Description
Currently, unified runtime L0 adapter will only expose bfloat16 conversion extension on PVC device:
For other device supporting native bfloat16 conversions(BMG, DG2, LunarLake), checking bfloat16 conversion extension will fail.

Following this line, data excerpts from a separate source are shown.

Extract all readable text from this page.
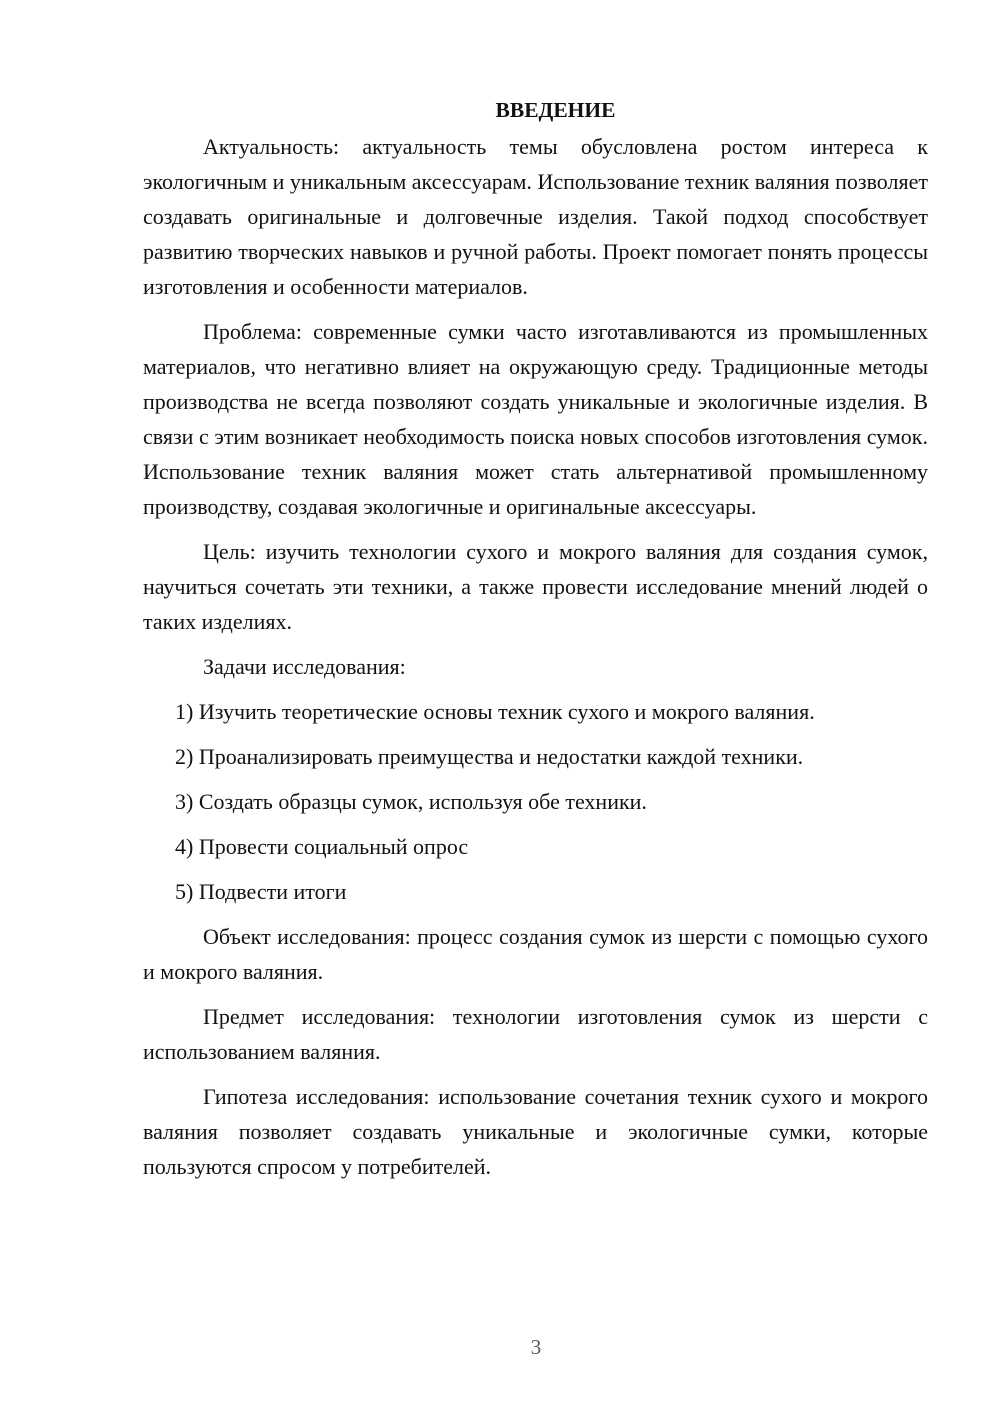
ВВЕДЕНИЕ

Актуальность: актуальность темы обусловлена ростом интереса к экологичным и уникальным аксессуарам. Использование техник валяния позволяет создавать оригинальные и долговечные изделия. Такой подход способствует развитию творческих навыков и ручной работы. Проект помогает понять процессы изготовления и особенности материалов.

Проблема: современные сумки часто изготавливаются из промышленных материалов, что негативно влияет на окружающую среду. Традиционные методы производства не всегда позволяют создать уникальные и экологичные изделия. В связи с этим возникает необходимость поиска новых способов изготовления сумок. Использование техник валяния может стать альтернативой промышленному производству, создавая экологичные и оригинальные аксессуары.

Цель: изучить технологии сухого и мокрого валяния для создания сумок, научиться сочетать эти техники, а также провести исследование мнений людей о таких изделиях.

Задачи исследования:

1) Изучить теоретические основы техник сухого и мокрого валяния.
2) Проанализировать преимущества и недостатки каждой техники.
3) Создать образцы сумок, используя обе техники.
4) Провести социальный опрос
5) Подвести итоги

Объект исследования: процесс создания сумок из шерсти с помощью сухого и мокрого валяния.

Предмет исследования: технологии изготовления сумок из шерсти с использованием валяния.

Гипотеза исследования: использование сочетания техник сухого и мокрого валяния позволяет создавать уникальные и экологичные сумки, которые пользуются спросом у потребителей.

3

Following is a simple reproducer:
#include <sycl/sycl.hpp>
#include
#include
int main() {
// Create a SYCL device (default device)
sycl::device device = sycl::device(sycl::default_selector{});
// Get the name of the device
std::string device_name = device.get_info<sycl::info::device::name>();
std::cout << "Device: " << device_name << std::endl;
// Get the list of supported extensions
std::vector<std::string> extensions = device.get_info<sycl::info::device::extensions>();
// Print the supported extensions
std::cout << "Supported extensions:" << std::endl;
for (const auto& ext : extensions) {
std::cout << " " << ext << std::endl;
}
return 0;
}
If we build with DPC++ compiler and run it on DG2 + L0, the output is:
Device: Intel(R) Arc(TM) A770 Graphics
Supported extensions:
cl_khr_il_program
cl_khr_subgroups
cl_intel_subgroups
cl_intel_subgroups_short
cl_intel_required_subgroup_size
cl_khr_fp16
cl_khr_int64_base_atomics
cl_khr_int64_extended_atomics
cl_khr_3d_image_writes
ur_exp_command_buffer
ur_exp_multi_device_compile
ur_exp_usm_p2p
If we run with ONEAPI_DEVICE_SELECTOR=opencl:1(correspond to Arc770), the output is:
Device: Intel(R) Arc(TM) A770 Graphics
Supported extensions:
cl_khr_byte_addressable_store
cl_khr_device_uuid
cl_khr_fp16
cl_khr_global_int32_base_atomics
cl_khr_global_int32_extended_atomics
cl_khr_icd
cl_khr_local_int32_base_atomics
cl_khr_local_int32_extended_atomics
cl_intel_command_queue_families
cl_intel_subgroups
cl_intel_required_subgroup_size
cl_intel_subgroups_short
cl_khr_spir
cl_intel_accelerator
cl_intel_driver_diagnostics
cl_khr_priority_hints
cl_khr_throttle_hints
cl_khr_create_command_queue
cl_intel_subgroups_char
cl_intel_subgroups_long
cl_khr_il_program
cl_intel_mem_force_host_memory
cl_khr_subgroup_extended_types
cl_khr_subgroup_non_uniform_vote
cl_khr_subgroup_ballot
cl_khr_subgroup_non_uniform_arithmetic
cl_khr_subgroup_shuffle
cl_khr_subgroup_shuffle_relative
cl_khr_subgroup_clustered_reduce
cl_intel_device_attribute_query
cl_khr_extended_bit_ops
cl_khr_suggested_local_work_size
cl_intel_split_work_group_barrier
cl_intel_spirv_media_block_io
cl_intel_spirv_subgroups
cl_khr_spirv_linkonce_odr
cl_khr_spirv_no_integer_wrap_decoration
cl_intel_unified_shared_memory
cl_khr_mipmap_image
cl_khr_mipmap_image_writes
cl_ext_float_atomics
cl_khr_external_memory
cl_intel_planar_yuv
cl_intel_packed_yuv
cl_khr_int64_base_atomics
cl_khr_int64_extended_atomics
cl_khr_image2d_from_buffer
cl_khr_depth_images
cl_khr_3d_image_writes
cl_intel_media_block_io
cl_intel_bfloat16_conversions
cl_intel_create_buffer_with_properties
cl_intel_subgroup_local_block_io
cl_intel_subgroup_matrix_multiply_accumulate
cl_intel_subgroup_split_matrix_multiply_accumulate
cl_khr_integer_dot_product
cl_khr_gl_sharing
cl_khr_gl_depth_images
cl_khr_gl_event
cl_khr_gl_msaa_sharing
cl_intel_va_api_media_sharing
cl_intel_sharing_format_query
cl_khr_pci_bus_info
Is it possible to change the behavior to check L0 bfloat16 conversion extension instead of checking device type?